Candados estilo británico

Pascal Beltrán del Río

LONDRES.- Mientras las Torres Gemelas de Nueva York se desplomaban y millones de británicos veían por el macabro espectáculo de la muerte de más de 5 mil personas, Jo Moore –funcionario de comunicación del Departamento de Transporte y Gobiernos Locales- se sentó ante su computadora y tecleó un mensaje que enseguida envió por correo electrónico a un subalterno.

“Éste es un buen día para sacar cualquier cosa que queramos que se olvide”, decía el texto.

Revelado el hecho por el diario The Independent, se desató un escándalo que al cierre de esta edición no amainaba.

La siempre escéptica y rijosa prensa británica no tardó en interpretar el incidente como una muestra  de que el gobierno en su conjunto era capaz de engañar a la opinión pública de la peor manera: aprovechándose de una catástrofe.

El secretario del Interior, David Blunkett, trató de desactivar la polémica calificando al corre electrónico de Moore como “extraoficialmente estúpido”, pero no fue suficiente para calmar los ánimos de la prensa.

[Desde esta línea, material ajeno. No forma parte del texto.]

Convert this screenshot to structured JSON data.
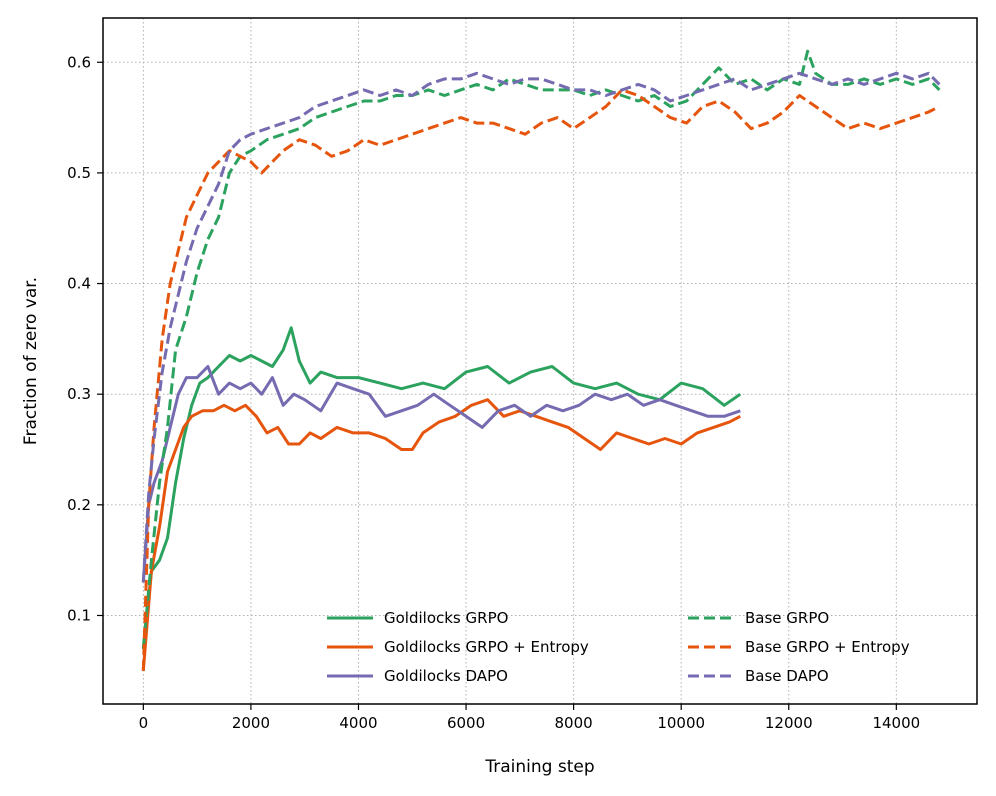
{
  "chart_data": {
    "type": "line",
    "title": "",
    "xlabel": "Training step",
    "ylabel": "Fraction of zero var.",
    "xlim": [
      -750,
      15500
    ],
    "ylim": [
      0.02,
      0.64
    ],
    "xticks": [
      0,
      2000,
      4000,
      6000,
      8000,
      10000,
      12000,
      14000
    ],
    "yticks": [
      0.1,
      0.2,
      0.3,
      0.4,
      0.5,
      0.6
    ],
    "xtick_labels": [
      "0",
      "2000",
      "4000",
      "6000",
      "8000",
      "10000",
      "12000",
      "14000"
    ],
    "ytick_labels": [
      "0.1",
      "0.2",
      "0.3",
      "0.4",
      "0.5",
      "0.6"
    ],
    "grid": true,
    "legend_position": "bottom-right",
    "series": [
      {
        "name": "Goldilocks GRPO",
        "color": "#2ca25f",
        "dash": "solid",
        "x": [
          0,
          150,
          300,
          450,
          600,
          750,
          900,
          1050,
          1200,
          1400,
          1600,
          1800,
          2000,
          2200,
          2400,
          2600,
          2750,
          2900,
          3100,
          3300,
          3600,
          4000,
          4400,
          4800,
          5200,
          5600,
          6000,
          6400,
          6800,
          7200,
          7600,
          8000,
          8400,
          8800,
          9200,
          9600,
          10000,
          10400,
          10800,
          11100
        ],
        "y": [
          0.07,
          0.14,
          0.15,
          0.17,
          0.22,
          0.26,
          0.29,
          0.31,
          0.315,
          0.325,
          0.335,
          0.33,
          0.335,
          0.33,
          0.325,
          0.34,
          0.36,
          0.33,
          0.31,
          0.32,
          0.315,
          0.315,
          0.31,
          0.305,
          0.31,
          0.305,
          0.32,
          0.325,
          0.31,
          0.32,
          0.325,
          0.31,
          0.305,
          0.31,
          0.3,
          0.295,
          0.31,
          0.305,
          0.29,
          0.3
        ]
      },
      {
        "name": "Goldilocks GRPO + Entropy",
        "color": "#e6550d",
        "dash": "solid",
        "x": [
          0,
          150,
          300,
          450,
          600,
          750,
          900,
          1100,
          1300,
          1500,
          1700,
          1900,
          2100,
          2300,
          2500,
          2700,
          2900,
          3100,
          3300,
          3600,
          3900,
          4200,
          4500,
          4800,
          5000,
          5200,
          5500,
          5800,
          6100,
          6400,
          6700,
          7000,
          7300,
          7600,
          7900,
          8200,
          8500,
          8800,
          9100,
          9400,
          9700,
          10000,
          10300,
          10600,
          10900,
          11100
        ],
        "y": [
          0.05,
          0.14,
          0.18,
          0.23,
          0.25,
          0.27,
          0.28,
          0.285,
          0.285,
          0.29,
          0.285,
          0.29,
          0.28,
          0.265,
          0.27,
          0.255,
          0.255,
          0.265,
          0.26,
          0.27,
          0.265,
          0.265,
          0.26,
          0.25,
          0.25,
          0.265,
          0.275,
          0.28,
          0.29,
          0.295,
          0.28,
          0.285,
          0.28,
          0.275,
          0.27,
          0.26,
          0.25,
          0.265,
          0.26,
          0.255,
          0.26,
          0.255,
          0.265,
          0.27,
          0.275,
          0.28
        ]
      },
      {
        "name": "Goldilocks DAPO",
        "color": "#756bb1",
        "dash": "solid",
        "x": [
          0,
          100,
          200,
          350,
          500,
          650,
          800,
          1000,
          1200,
          1400,
          1600,
          1800,
          2000,
          2200,
          2400,
          2600,
          2800,
          3000,
          3300,
          3600,
          3900,
          4200,
          4500,
          4800,
          5100,
          5400,
          5700,
          6000,
          6300,
          6600,
          6900,
          7200,
          7500,
          7800,
          8100,
          8400,
          8700,
          9000,
          9300,
          9600,
          9900,
          10200,
          10500,
          10800,
          11100
        ],
        "y": [
          0.13,
          0.2,
          0.22,
          0.24,
          0.27,
          0.3,
          0.315,
          0.315,
          0.325,
          0.3,
          0.31,
          0.305,
          0.31,
          0.3,
          0.315,
          0.29,
          0.3,
          0.295,
          0.285,
          0.31,
          0.305,
          0.3,
          0.28,
          0.285,
          0.29,
          0.3,
          0.29,
          0.28,
          0.27,
          0.285,
          0.29,
          0.28,
          0.29,
          0.285,
          0.29,
          0.3,
          0.295,
          0.3,
          0.29,
          0.295,
          0.29,
          0.285,
          0.28,
          0.28,
          0.285
        ]
      },
      {
        "name": "Base GRPO",
        "color": "#2ca25f",
        "dash": "dashed",
        "x": [
          0,
          150,
          300,
          450,
          600,
          800,
          1000,
          1200,
          1400,
          1600,
          1800,
          2000,
          2300,
          2600,
          2900,
          3200,
          3500,
          3800,
          4100,
          4400,
          4700,
          5000,
          5300,
          5600,
          5900,
          6200,
          6500,
          6800,
          7100,
          7400,
          7700,
          8000,
          8300,
          8600,
          8900,
          9200,
          9500,
          9800,
          10100,
          10400,
          10700,
          11000,
          11300,
          11600,
          11900,
          12200,
          12350,
          12500,
          12800,
          13100,
          13400,
          13700,
          14000,
          14300,
          14600,
          14800
        ],
        "y": [
          0.07,
          0.15,
          0.22,
          0.27,
          0.34,
          0.37,
          0.41,
          0.44,
          0.46,
          0.5,
          0.515,
          0.52,
          0.53,
          0.535,
          0.54,
          0.55,
          0.555,
          0.56,
          0.565,
          0.565,
          0.57,
          0.57,
          0.575,
          0.57,
          0.575,
          0.58,
          0.575,
          0.585,
          0.58,
          0.575,
          0.575,
          0.575,
          0.57,
          0.575,
          0.57,
          0.565,
          0.57,
          0.56,
          0.565,
          0.58,
          0.595,
          0.58,
          0.585,
          0.575,
          0.585,
          0.58,
          0.61,
          0.59,
          0.58,
          0.58,
          0.585,
          0.58,
          0.585,
          0.58,
          0.585,
          0.575
        ]
      },
      {
        "name": "Base GRPO + Entropy",
        "color": "#e6550d",
        "dash": "dashed",
        "x": [
          0,
          100,
          200,
          350,
          500,
          650,
          800,
          1000,
          1200,
          1400,
          1600,
          1800,
          2000,
          2200,
          2400,
          2600,
          2900,
          3200,
          3500,
          3800,
          4100,
          4400,
          4700,
          5000,
          5300,
          5600,
          5900,
          6200,
          6500,
          6800,
          7100,
          7400,
          7700,
          8000,
          8300,
          8600,
          8900,
          9200,
          9500,
          9800,
          10100,
          10400,
          10700,
          11000,
          11300,
          11600,
          11900,
          12200,
          12500,
          12800,
          13100,
          13400,
          13700,
          14000,
          14300,
          14600,
          14800
        ],
        "y": [
          0.05,
          0.2,
          0.27,
          0.35,
          0.4,
          0.43,
          0.46,
          0.48,
          0.5,
          0.51,
          0.52,
          0.515,
          0.51,
          0.5,
          0.51,
          0.52,
          0.53,
          0.525,
          0.515,
          0.52,
          0.53,
          0.525,
          0.53,
          0.535,
          0.54,
          0.545,
          0.55,
          0.545,
          0.545,
          0.54,
          0.535,
          0.545,
          0.55,
          0.54,
          0.55,
          0.56,
          0.575,
          0.57,
          0.56,
          0.55,
          0.545,
          0.56,
          0.565,
          0.555,
          0.54,
          0.545,
          0.555,
          0.57,
          0.56,
          0.55,
          0.54,
          0.545,
          0.54,
          0.545,
          0.55,
          0.555,
          0.56
        ]
      },
      {
        "name": "Base DAPO",
        "color": "#756bb1",
        "dash": "dashed",
        "x": [
          0,
          100,
          200,
          350,
          500,
          650,
          800,
          1000,
          1200,
          1400,
          1600,
          1800,
          2000,
          2300,
          2600,
          2900,
          3200,
          3500,
          3800,
          4100,
          4400,
          4700,
          5000,
          5300,
          5600,
          5900,
          6200,
          6500,
          6800,
          7100,
          7400,
          7700,
          8000,
          8300,
          8600,
          8900,
          9200,
          9500,
          9800,
          10100,
          10400,
          10700,
          11000,
          11300,
          11600,
          11900,
          12200,
          12500,
          12800,
          13100,
          13400,
          13700,
          14000,
          14300,
          14600,
          14800
        ],
        "y": [
          0.13,
          0.21,
          0.26,
          0.32,
          0.36,
          0.39,
          0.42,
          0.45,
          0.47,
          0.49,
          0.52,
          0.53,
          0.535,
          0.54,
          0.545,
          0.55,
          0.56,
          0.565,
          0.57,
          0.575,
          0.57,
          0.575,
          0.57,
          0.58,
          0.585,
          0.585,
          0.59,
          0.585,
          0.58,
          0.585,
          0.585,
          0.58,
          0.575,
          0.575,
          0.57,
          0.575,
          0.58,
          0.575,
          0.565,
          0.57,
          0.575,
          0.58,
          0.585,
          0.575,
          0.58,
          0.585,
          0.59,
          0.585,
          0.58,
          0.585,
          0.58,
          0.585,
          0.59,
          0.585,
          0.59,
          0.58
        ]
      }
    ]
  }
}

La relación entre el gobierno de Tony Blair y os medios, que en el pasado no ha estado exenta de encontronazos, se tornó más difícil en días recientes, particularmente a raíz del prominente papel que ha asumido en primer ministro en torno de la respuesta de Occidente a los atentados terroristas del 11 de septiembre.

El gobierno impuso candidatos a la difusión de información sobre los viajes internacionales de Blair, quien ha acumulado suficientes kilómetros de vuelo en el último mes como para dar vuelta al mundo. Los medios habían recibido la instrucción de no hablar sobre los destinos del primer ministro antes de que su avión aterrizara en el lugar correspondiente, por temor a un atentado. El gobierno informó de sus disposiciones mediante un memorándum, luego de que se filtraron detalles sobre un viaje reciente de Blair a Paquistán.

El martes 9, Blair voló a Omán –para encontrarse con soldados británicos que participan en maniobras conjuntas con militares de aquel país árabe- como parte de una nueva gira internacional destinada a ganar apoyo para las elecciones de la llamada “coalición contra el terrorismo”.

Poco antes de su llegada, la enviada de la BBC en Omán, Kate Adie, habló del viaje del primer ministro durante un programa de noticias en vivo. La oficina de Blair montó en cólera y envío una queja formal al director general de la cadena y amenazó de excluirla de la cobertura de futuras giras del primer ministro, Incluso convocó a una conferencia de prensa para criticar lo hecho por Adie.

La BBC tuvo que disculparse por el incidente. Sin embargo, en su edición de este jueves 11, el diario londinense The Times comentó que “fuentes de la BBC han insistido en que el conflicto fue creado por Alastair Campbell, el vocero oficial del primer ministro, para distraer la atención del vergonzoso asunto que involucra a Jo Moore.